Timoleon

Plutarch

Plutarch. Plutarch's Lives, Vol. VI. Perrin, Bernadotte, translator. Cambridge, MA: Harvard University Press; London: William Heinemann Ltd., 1918.

When this letter had been read publicly if any of the Corinthians had before been lukewarm towards the expedition, their wrath against Hicetas now incited them all, so that they eagerly joined in supplying Timoleon and helping him get ready for his voyage.

When the fleet was ready, and the soldiers provided with what they needed, the priestesses of Persephone fancied they saw in their dreams that goddess and her mother making ready for a journey, and heard them say that they were going to sail with Timoleon to Sicily.

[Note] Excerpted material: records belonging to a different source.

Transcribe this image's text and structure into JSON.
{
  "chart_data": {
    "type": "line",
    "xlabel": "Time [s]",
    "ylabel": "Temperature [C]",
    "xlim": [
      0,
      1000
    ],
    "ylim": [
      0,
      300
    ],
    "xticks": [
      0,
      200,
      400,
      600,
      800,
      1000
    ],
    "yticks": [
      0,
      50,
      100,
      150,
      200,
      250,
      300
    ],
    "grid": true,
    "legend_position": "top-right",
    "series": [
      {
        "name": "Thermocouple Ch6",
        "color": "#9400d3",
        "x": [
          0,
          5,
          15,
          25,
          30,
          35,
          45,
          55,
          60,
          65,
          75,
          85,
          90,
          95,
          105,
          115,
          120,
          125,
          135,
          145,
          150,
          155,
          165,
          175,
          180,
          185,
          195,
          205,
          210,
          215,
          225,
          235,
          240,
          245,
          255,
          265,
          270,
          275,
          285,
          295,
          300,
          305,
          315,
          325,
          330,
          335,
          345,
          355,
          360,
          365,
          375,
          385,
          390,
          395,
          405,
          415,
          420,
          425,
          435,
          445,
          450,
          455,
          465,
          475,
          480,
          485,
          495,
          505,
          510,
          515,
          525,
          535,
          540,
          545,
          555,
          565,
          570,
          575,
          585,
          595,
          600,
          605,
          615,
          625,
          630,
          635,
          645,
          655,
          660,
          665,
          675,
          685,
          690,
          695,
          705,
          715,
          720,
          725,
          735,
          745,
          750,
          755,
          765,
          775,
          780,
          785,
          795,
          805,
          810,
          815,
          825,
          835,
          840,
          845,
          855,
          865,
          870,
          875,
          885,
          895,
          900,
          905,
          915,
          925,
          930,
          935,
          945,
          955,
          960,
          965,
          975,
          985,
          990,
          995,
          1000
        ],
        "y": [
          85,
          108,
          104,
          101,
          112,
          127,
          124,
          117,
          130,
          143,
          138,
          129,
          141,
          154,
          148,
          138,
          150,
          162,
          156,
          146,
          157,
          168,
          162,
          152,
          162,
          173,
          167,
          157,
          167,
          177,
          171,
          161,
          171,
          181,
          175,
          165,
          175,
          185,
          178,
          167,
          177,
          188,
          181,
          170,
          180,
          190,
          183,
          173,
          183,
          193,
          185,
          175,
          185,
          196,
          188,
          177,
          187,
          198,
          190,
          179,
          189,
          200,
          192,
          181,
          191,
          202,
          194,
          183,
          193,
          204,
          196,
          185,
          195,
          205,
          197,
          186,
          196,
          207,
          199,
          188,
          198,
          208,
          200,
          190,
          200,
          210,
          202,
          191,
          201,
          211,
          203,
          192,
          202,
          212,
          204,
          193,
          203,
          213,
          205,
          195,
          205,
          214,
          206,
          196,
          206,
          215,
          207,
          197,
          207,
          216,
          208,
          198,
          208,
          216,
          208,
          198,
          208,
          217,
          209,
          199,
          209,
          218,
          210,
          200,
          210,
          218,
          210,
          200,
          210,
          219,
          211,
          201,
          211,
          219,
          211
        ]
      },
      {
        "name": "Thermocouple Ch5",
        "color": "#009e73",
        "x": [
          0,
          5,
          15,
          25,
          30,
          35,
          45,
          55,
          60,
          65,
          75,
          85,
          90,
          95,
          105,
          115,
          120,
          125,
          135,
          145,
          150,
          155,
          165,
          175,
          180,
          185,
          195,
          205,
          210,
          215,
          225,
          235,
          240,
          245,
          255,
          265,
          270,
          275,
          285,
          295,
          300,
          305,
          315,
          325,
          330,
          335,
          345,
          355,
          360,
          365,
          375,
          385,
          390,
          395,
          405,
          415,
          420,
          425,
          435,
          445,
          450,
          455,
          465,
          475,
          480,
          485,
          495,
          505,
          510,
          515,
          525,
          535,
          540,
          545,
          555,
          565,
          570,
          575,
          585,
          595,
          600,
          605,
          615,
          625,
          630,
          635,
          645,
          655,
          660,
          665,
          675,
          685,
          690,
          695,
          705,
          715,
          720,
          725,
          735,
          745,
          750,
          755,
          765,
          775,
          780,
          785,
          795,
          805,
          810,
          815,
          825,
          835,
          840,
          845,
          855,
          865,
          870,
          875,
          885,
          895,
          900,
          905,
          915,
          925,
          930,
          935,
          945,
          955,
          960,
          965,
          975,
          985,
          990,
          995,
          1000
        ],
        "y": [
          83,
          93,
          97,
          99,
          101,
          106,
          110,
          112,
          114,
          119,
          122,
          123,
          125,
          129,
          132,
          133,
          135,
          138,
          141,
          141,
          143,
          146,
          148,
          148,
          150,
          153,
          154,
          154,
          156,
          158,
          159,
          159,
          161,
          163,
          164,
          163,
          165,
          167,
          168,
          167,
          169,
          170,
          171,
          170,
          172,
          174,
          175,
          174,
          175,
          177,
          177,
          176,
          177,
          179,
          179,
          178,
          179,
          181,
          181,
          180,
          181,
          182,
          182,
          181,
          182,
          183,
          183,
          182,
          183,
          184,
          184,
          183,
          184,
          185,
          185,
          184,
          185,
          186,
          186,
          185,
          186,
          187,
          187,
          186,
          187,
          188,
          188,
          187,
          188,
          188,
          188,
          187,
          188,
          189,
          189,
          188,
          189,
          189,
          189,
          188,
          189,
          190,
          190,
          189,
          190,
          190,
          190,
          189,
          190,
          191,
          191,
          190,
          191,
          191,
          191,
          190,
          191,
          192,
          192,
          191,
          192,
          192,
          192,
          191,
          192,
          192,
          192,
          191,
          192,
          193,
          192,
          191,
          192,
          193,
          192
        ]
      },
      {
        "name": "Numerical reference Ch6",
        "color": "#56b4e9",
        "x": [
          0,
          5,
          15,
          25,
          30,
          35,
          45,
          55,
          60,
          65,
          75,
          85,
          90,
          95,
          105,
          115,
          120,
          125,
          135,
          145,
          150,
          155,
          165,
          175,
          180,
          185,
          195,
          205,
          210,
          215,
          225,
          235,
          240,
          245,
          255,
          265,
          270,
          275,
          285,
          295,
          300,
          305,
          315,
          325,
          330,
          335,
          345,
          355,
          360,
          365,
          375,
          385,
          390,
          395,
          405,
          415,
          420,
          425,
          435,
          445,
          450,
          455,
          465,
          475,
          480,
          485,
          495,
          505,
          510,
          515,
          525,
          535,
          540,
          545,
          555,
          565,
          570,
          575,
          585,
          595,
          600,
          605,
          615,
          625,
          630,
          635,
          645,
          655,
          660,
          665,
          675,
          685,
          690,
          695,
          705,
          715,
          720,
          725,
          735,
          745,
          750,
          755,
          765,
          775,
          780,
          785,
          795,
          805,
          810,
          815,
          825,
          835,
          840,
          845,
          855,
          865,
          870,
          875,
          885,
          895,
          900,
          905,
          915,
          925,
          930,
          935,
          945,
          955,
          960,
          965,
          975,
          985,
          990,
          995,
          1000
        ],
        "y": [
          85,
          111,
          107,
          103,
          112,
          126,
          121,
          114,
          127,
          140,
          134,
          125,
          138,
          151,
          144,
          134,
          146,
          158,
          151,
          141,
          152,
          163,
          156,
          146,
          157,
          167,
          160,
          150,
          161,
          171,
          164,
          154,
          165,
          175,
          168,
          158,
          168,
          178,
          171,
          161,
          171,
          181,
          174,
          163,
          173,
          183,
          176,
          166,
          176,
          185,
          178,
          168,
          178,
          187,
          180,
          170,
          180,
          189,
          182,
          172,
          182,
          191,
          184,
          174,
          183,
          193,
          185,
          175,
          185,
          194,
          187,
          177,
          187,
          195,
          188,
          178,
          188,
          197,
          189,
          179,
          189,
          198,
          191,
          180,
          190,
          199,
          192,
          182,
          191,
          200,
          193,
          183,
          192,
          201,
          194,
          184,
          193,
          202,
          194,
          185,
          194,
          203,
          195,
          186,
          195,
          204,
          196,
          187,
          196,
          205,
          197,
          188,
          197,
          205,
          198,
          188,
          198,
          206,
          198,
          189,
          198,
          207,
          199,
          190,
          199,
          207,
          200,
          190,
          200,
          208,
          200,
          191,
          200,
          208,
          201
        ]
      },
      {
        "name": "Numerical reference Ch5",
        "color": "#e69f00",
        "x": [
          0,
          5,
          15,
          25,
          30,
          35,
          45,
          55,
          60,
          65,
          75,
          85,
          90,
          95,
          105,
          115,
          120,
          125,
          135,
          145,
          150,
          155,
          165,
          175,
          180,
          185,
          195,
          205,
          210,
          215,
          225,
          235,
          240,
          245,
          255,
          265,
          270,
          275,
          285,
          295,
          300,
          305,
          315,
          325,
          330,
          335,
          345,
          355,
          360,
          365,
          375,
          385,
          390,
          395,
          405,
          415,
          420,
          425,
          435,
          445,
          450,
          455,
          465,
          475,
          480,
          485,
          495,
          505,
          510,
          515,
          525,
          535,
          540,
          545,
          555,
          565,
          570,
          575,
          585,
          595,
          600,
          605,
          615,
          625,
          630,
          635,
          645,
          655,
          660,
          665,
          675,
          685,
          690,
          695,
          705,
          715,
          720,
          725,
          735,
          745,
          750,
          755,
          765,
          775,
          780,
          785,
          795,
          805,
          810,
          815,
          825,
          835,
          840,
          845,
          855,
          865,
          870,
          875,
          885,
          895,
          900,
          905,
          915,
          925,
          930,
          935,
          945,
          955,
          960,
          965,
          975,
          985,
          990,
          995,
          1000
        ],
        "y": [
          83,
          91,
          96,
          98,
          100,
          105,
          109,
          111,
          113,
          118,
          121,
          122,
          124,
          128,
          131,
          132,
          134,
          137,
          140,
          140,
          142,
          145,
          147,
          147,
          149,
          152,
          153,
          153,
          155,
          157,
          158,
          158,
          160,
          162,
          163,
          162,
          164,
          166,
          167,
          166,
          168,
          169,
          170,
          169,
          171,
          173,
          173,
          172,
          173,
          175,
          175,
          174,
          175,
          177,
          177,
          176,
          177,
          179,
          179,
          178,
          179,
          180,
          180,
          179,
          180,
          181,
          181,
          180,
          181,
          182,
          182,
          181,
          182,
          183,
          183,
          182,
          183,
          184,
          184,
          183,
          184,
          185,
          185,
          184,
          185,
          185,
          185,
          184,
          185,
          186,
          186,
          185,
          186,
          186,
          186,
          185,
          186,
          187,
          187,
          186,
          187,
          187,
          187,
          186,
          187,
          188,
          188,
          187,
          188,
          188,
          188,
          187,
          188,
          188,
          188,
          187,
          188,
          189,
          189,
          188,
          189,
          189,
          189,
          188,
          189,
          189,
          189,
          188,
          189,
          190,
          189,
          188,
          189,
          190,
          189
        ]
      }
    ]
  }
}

Therefore the Corinthians equipped a sacred trireme besides, and named it after the two goddesses. Furthermore, Timoleon himself journeyed to Delphi and sacrificed to the god, and as he descended into the place of the oracle, he received the following sign.

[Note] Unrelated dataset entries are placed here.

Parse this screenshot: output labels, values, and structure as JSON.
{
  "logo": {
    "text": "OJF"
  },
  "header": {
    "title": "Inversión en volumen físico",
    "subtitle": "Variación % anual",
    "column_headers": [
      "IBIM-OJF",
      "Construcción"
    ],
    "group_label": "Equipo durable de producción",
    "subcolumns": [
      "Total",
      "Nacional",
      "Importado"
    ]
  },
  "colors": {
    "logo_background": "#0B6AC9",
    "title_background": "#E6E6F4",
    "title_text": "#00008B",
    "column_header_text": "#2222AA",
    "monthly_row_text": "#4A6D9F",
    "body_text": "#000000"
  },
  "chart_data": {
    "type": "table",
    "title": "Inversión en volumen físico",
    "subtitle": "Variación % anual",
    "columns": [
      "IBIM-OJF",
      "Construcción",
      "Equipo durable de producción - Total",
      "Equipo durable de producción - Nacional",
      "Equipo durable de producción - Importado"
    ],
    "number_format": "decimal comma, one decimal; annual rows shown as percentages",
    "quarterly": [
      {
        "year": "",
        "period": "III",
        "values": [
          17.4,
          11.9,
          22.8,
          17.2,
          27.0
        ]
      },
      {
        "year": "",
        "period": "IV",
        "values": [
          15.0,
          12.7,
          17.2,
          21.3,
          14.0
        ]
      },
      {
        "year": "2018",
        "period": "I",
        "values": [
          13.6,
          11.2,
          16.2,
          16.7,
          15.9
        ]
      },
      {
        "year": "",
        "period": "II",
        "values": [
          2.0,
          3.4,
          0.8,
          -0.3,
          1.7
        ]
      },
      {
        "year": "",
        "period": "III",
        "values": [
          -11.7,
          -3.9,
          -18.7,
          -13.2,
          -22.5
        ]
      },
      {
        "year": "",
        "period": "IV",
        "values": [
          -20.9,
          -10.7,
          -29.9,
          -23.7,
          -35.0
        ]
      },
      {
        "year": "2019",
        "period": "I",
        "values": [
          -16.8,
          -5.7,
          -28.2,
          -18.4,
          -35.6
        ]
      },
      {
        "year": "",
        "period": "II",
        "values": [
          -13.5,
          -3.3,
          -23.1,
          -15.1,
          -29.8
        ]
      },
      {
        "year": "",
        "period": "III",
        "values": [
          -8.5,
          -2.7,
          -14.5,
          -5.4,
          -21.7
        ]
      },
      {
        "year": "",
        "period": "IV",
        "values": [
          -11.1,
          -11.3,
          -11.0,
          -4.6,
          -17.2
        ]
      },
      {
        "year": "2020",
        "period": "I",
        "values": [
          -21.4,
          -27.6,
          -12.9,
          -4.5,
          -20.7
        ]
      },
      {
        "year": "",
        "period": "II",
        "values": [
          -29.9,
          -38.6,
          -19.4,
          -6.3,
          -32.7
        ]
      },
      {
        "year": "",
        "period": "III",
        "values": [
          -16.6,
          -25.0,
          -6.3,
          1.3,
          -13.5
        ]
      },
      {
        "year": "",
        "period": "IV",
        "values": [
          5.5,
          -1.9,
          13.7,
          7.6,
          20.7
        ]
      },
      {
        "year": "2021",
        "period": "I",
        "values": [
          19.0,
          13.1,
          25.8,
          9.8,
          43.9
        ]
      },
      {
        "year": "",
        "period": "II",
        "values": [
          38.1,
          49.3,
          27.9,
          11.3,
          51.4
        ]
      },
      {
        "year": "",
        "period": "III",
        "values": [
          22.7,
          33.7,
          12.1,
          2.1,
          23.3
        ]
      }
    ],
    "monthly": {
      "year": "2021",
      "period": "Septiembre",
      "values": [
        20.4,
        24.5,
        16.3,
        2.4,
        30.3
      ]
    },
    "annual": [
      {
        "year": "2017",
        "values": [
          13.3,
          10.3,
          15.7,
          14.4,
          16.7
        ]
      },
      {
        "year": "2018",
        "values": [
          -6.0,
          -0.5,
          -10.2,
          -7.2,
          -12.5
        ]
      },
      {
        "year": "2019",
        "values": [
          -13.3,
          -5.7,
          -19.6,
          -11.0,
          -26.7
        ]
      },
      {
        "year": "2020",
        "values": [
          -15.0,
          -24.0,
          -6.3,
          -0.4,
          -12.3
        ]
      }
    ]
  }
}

From the votive offerings suspended there a fillet which had crowns and figures of Victory embroidered upon it slipped away and fell directly upon the head of Timoleon, so that it appeared as if he were being crowned by the god and thus sent forth upon his undertaking.

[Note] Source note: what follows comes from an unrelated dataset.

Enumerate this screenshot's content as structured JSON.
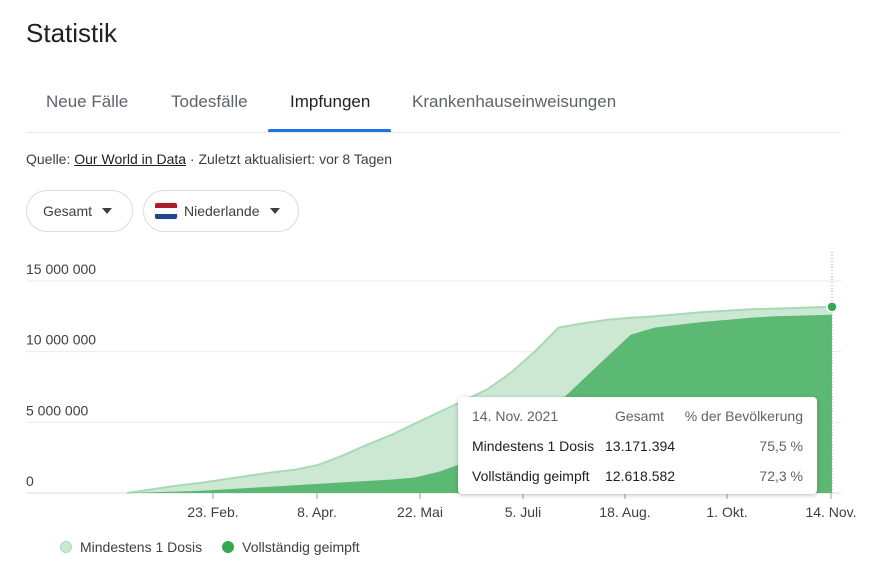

And now, with seven Corinthian ships, and two from Corcyra, and a tenth which the Leucadians furnished, he set sail.[*](In 344 B.C.)

And at night, after he had entered the open sea and was enjoying a favouring wind, the heavens seemed to burst open on a sudden above his ship, and to pour forth an abundant and conspicuous fire.

From this a torch lifted itself on high, like those which the mystics bear, and running along with them on their course, darted down upon precisely that part of Italy towards which the pilots were steering.